Even though this rare earth element and its myriad of uses has yet to become a household name, does dysprosium truly deserve its reputation as the hard to get at rare earth element?
By: Ringo Bones
Given that this rare earth element is never found free in nature, the derivation of its name – dysprositos, Greek for hard to get at – is probably an apt name of its chemical properties that eludes dysprosium’s purification to six-nines level (99.9999% purity) until the advent of modern ion-exchange and solvent-extraction procedures of the mid to late 1950s. Dysprosium, atomic number 66, chemical symbol Dy, is a member of the lanthanide – or rare earth series of elements – which also includes such rare earth metals as cerium, lanthanum and yttrium. Dysprosium has a melting point of about 1,500 degree Celsius and a boiling point of 2,300 degree Celsius.
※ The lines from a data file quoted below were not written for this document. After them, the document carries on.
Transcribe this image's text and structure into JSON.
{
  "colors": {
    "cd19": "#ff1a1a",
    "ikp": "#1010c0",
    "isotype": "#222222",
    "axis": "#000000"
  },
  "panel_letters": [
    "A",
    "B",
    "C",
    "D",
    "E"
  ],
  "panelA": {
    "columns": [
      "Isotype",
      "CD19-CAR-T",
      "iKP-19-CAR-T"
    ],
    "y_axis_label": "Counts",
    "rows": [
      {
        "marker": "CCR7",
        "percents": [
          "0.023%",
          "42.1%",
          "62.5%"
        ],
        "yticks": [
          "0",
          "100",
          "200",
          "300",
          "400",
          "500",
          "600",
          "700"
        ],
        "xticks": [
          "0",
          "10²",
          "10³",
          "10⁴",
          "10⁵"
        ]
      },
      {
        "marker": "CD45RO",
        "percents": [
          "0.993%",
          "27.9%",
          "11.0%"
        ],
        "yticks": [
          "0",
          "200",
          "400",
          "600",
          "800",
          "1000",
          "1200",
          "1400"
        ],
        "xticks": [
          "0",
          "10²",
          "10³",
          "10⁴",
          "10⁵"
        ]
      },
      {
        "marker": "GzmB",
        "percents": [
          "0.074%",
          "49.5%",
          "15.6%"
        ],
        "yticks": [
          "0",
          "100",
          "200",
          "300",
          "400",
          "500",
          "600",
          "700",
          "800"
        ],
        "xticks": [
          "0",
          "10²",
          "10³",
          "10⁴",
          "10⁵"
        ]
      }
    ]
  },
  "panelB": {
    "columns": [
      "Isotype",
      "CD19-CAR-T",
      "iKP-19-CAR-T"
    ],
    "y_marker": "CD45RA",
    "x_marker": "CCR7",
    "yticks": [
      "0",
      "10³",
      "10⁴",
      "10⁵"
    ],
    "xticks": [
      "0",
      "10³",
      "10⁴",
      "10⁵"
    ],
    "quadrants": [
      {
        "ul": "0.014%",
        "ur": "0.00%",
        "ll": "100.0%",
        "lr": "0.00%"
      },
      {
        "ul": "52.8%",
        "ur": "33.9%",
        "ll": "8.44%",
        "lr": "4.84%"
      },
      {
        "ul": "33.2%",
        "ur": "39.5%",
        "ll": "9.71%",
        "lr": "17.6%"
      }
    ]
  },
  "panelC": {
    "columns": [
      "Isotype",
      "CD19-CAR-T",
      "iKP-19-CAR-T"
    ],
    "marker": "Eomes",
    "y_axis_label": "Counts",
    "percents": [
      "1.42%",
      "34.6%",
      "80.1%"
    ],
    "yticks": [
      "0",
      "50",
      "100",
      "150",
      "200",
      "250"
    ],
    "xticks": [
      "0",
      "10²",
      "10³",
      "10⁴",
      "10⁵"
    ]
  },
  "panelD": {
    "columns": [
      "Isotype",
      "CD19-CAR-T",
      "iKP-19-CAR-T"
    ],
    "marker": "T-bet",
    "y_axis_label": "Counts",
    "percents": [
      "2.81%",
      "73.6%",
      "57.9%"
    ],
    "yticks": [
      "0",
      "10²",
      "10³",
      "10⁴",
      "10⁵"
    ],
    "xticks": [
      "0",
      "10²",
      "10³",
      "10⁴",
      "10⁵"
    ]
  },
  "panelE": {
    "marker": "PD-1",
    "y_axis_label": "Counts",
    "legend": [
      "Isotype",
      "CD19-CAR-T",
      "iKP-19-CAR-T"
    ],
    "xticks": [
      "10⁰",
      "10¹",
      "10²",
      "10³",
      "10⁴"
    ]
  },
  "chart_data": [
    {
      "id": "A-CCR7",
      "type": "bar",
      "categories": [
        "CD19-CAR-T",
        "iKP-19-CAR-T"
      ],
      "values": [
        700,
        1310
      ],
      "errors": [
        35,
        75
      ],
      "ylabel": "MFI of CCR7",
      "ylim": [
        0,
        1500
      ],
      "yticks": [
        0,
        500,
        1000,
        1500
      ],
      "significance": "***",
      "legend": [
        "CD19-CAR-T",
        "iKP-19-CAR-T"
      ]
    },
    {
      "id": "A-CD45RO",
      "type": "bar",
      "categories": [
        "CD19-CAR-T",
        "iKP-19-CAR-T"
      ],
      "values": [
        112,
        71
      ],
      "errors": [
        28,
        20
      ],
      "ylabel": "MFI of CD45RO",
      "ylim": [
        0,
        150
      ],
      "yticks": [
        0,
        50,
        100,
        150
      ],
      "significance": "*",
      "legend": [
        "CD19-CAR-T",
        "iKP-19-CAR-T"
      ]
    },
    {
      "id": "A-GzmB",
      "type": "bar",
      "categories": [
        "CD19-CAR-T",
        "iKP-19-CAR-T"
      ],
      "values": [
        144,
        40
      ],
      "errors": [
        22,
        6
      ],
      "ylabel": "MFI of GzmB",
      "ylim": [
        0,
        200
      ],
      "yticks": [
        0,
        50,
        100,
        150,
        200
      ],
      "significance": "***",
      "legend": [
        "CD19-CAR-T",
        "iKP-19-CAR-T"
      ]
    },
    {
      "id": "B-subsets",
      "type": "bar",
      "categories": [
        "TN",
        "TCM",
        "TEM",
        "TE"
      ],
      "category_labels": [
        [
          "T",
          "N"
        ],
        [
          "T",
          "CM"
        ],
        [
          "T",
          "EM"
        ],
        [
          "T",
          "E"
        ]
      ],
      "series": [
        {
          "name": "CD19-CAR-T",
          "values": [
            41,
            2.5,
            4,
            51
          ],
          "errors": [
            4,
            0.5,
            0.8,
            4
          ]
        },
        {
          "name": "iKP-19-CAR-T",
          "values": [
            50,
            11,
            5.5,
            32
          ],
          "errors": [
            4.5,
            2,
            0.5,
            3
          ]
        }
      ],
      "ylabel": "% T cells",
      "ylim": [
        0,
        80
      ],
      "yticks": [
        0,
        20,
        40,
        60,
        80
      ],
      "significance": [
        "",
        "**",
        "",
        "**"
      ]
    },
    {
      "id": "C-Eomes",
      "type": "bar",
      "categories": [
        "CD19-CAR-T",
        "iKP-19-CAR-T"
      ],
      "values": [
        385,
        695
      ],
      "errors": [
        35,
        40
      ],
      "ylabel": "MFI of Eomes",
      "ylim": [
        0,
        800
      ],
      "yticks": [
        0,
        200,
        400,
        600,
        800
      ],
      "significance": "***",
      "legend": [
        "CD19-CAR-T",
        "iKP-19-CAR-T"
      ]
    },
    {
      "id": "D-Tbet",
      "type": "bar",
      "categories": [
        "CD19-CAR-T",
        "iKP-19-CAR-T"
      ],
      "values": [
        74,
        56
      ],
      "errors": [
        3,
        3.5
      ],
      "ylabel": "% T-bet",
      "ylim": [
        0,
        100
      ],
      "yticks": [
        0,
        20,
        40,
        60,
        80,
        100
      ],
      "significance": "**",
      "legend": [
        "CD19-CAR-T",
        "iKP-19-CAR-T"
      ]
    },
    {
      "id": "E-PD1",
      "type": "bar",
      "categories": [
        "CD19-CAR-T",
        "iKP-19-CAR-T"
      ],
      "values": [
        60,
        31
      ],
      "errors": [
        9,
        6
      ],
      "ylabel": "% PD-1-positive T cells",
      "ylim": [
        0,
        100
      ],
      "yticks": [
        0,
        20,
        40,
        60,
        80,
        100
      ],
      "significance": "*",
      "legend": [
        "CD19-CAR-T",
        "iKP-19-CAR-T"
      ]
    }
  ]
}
The discovery of dysprosium was credited to the French chemist Paul Émil Lecoq de Boisbaudran back in 1886. Although Georges Urbain later obtained a reasonably pure sample of the metal in 1906, the free element has never been chemically isolated until the advent of modern ion-exchange and solvent-extraction techniques of the mid to late 1950s.
Dysprosium occurs naturally in minerals usually found in granite or pegmatite veins, such as euxenite, gadolinite, samarskite and xenotime. Dysprosium is also found among the products of nuclear-fission reactions. Dysprosium is separated from other rare earth metals which it occurs via ion-exchange and solvent-extraction methods.
Dysprosium is used primarily in nuclear reactor control rods and its other chief practical use is in nuclear reactors, where it serves as a nuclear “poison” – that is, it is employed as a neutron-eating material to keep the neutron-spawning atomic chain reaction from getting out of hand and also in magnetic alloys.
Dysprosium has a valence of +3 and forms yellow-green colored compounds. Dysprosium is ferromagnetic below – 123 degrees Celsius. Just like pure gallium when chilled with liquid nitrogen, dysprosium will stick to an ordinary bar magnet. And at liquid helium temperatures, dysprosium becomes a superconductor.
Dysprosium’s high magnetic susceptibility makes it useful for data storage devices and as a component of Terfenol-D – a powerful rare earth magnet first used in US Navy sonar systems. Soluble dysprosium salts are mildly toxic while the insoluble salts are considered non-toxic.